Stoke Mandeville games in 1953.
"He came to this country as a German-Jewish refugee, arriving here in 1939 with his young family, and he was invited by the government to set up the spinal unit, in preparation for the D-Day landings," says Vicky Hope-Walker, CEO of the National Paralympic Heritage Trust.
It was the world's first specialist center for people with spinal cord injuries. Guttmann revolutionized treatments, including turning patients in bed to prevent bed sores and inventing new types of catheters to stop urinary tract infections.
"Up until that point people who broke their back would really live somewhere between six weeks and two years," says Hope-Clark. "So it was completely transformative - prior to him people were really left to die."
Inspired by observing the positive impact his patients had after playing a game similar to polo, he created a competition for the hospital to run alongside the Olympic games. The first games featured 16 wheelchair athletes, 14 men and two women, coinciding with the opening of the London Olympics in 1948.
Dr Ludwig Guttmann in 1961.
Martin McElhatton OBE is the Chief Execuitve of WheelPower, a Stoke Mandeville-based charity which has for over 75 years supported athletes with physical impairments to participate in sport. McElhatton himself represented Great Britain on the 1984 Paraylmpic basketball team.

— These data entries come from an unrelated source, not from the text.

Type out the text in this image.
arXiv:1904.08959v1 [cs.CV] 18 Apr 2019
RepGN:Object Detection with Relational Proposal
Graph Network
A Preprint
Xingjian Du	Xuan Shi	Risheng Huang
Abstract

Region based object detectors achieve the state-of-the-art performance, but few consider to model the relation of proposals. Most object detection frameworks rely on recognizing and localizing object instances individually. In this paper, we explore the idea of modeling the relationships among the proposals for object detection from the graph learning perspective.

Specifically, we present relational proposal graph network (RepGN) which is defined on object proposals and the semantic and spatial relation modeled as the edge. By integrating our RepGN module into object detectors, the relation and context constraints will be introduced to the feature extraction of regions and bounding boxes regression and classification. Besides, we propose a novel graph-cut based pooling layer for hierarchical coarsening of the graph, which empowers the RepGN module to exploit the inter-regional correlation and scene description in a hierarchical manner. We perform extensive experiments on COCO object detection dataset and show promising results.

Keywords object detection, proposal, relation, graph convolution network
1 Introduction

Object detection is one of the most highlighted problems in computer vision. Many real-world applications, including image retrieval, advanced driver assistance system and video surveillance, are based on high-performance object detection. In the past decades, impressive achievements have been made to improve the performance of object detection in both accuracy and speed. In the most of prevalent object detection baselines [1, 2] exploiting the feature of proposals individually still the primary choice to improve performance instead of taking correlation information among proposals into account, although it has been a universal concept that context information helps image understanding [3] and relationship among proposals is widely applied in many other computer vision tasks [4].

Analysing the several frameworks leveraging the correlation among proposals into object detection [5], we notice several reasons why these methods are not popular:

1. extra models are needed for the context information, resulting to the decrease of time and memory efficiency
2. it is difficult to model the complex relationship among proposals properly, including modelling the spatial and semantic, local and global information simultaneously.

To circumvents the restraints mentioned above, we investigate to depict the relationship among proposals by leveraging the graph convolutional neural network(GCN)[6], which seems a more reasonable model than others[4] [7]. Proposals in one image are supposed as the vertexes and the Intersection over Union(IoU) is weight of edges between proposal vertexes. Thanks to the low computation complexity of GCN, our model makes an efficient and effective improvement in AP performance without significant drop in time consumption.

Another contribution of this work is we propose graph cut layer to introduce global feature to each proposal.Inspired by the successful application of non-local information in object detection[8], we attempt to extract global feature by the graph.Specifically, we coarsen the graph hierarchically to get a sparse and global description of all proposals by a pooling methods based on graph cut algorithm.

"Guttman's vision was to host the games in the same place in the same year when the Olympics were held," says McElhatton. "It grew and grew, and in 1952 some Dutch veterans came across and started the first International Stoke Mandeville games," he says.
"And then by the ninth Stoke Mandeville games it ended up being in Rome, where they had the first use of the word paralympic."
The games were still often referred to as the International Stoke Mandeville Games up until 1984, when they returned to the village after funding issues meant they couldn't be held in America alongside that year's LA Olympics.
Prince Charles at Stoke Mandeville Paralympics in 1984.
"It made a big impact, local people volunteered their gardens and their homes to host the competitors and the opening ceremony was in fact opened by Prince Charles," says Simon Stiel, one of the volunteers at the National Paralymic Heritage Trust's museum.
The museum attracts visitors from all over the world to learn more about Dr Guttmann's story and the history of the games.
"I think it is a pilgrimage for many many people, not just those who knew him, but those who were involved in the movement, we get people from all over the world visiting us to soak up what happened," says Hope-Clark.